What a wonderful feeling to be used up in such a way! That's what service is all about! Gratifying! Fulfilling! There's almost a romanticism to it! Doing the Lord's work! What a privilege.

But there was more. Some of the clients pulled up in vehicles just a couple years old. Most busied themselves waiting for their turn by playing games on their brand new smart phones. Others complained, whining about how long it was taking to get their free food. I'd schlep boxes of groceries to their cars where their able-bodied 16 year-old sons were standing about smoking cigarettes and talking on their smartphones about the latest gaming system they spent all day worshiping. And their daughters? Uggs, Juicy Couture, need I say more? When we delivered, most clients lived in better houses in better neighborhoods than the one we were going home to; and their live-in boyfriends would make some crack about having to move out now so Girlfriend wouldn't get kicked off the free food list. "Thank yous" were rare. And when I shopped throughout the week to restock food bank shelves, the head of the program told me explicitly name brand products were preferred because "clients won't take generics."

Our definition of "hunger" and our methods of "helping" in this country notwithstanding, this is what doing the Lord's work looked like for a period in our life. Don't get me wrong, there were those desperately in need and as equally grateful; but those who obviously knew how to play the system, who traveled from one giveaway to the next and called their friends to "get over here, they've got turkeys!" -- those were the folks who really made serving messy; who really made the Lord's work hard to deal with.

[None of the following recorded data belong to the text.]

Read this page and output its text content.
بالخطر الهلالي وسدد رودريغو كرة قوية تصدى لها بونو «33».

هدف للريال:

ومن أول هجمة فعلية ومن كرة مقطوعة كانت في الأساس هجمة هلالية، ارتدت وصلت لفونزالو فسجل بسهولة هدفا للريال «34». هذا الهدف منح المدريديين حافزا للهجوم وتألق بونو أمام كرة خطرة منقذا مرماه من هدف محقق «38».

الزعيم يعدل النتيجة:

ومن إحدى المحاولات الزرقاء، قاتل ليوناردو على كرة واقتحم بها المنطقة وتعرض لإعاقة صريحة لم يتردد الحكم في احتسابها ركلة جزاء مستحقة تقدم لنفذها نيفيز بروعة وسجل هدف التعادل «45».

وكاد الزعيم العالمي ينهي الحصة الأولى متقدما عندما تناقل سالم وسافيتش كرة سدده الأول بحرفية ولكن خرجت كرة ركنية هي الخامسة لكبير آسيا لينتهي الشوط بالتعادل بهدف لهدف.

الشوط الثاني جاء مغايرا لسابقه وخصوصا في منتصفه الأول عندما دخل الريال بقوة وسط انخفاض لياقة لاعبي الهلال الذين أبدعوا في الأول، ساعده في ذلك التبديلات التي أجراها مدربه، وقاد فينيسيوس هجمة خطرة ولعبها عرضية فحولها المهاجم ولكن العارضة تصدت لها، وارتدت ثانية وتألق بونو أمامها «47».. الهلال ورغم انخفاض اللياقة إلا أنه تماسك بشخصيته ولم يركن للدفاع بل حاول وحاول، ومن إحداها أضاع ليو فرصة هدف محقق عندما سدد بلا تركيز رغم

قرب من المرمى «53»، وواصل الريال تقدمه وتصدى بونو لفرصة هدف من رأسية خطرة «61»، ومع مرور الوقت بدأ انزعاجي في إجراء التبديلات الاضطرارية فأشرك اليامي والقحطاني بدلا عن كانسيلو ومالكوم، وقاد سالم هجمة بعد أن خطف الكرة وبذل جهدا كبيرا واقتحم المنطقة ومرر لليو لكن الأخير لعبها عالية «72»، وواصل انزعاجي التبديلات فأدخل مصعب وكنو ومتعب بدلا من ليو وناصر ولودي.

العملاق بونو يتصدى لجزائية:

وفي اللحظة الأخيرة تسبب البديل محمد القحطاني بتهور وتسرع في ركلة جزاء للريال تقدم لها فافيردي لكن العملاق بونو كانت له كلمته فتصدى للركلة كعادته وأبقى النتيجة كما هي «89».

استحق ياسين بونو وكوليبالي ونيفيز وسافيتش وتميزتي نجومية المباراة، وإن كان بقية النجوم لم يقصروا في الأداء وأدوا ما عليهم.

After many late night discussions about the program and its obvious faults, Scott and I believed God had a great love for these people, and wanted us to love them as well. They were facing a much more nefarious type of hunger, a hunger they didn't even know they had, a hunger that Jesus fully satisfies; it had more to do with what was in their hearts than what was on their plates. It is because of this we agreed to stay until God removed us in His time -- and He did. Although working for God can be messy and unromantic, it is never without purpose, and "dealing with it" can be God's way of dealing with us. And just like the rich young ruler, God had a heavenly treasure for us if we simply laid down ourselves.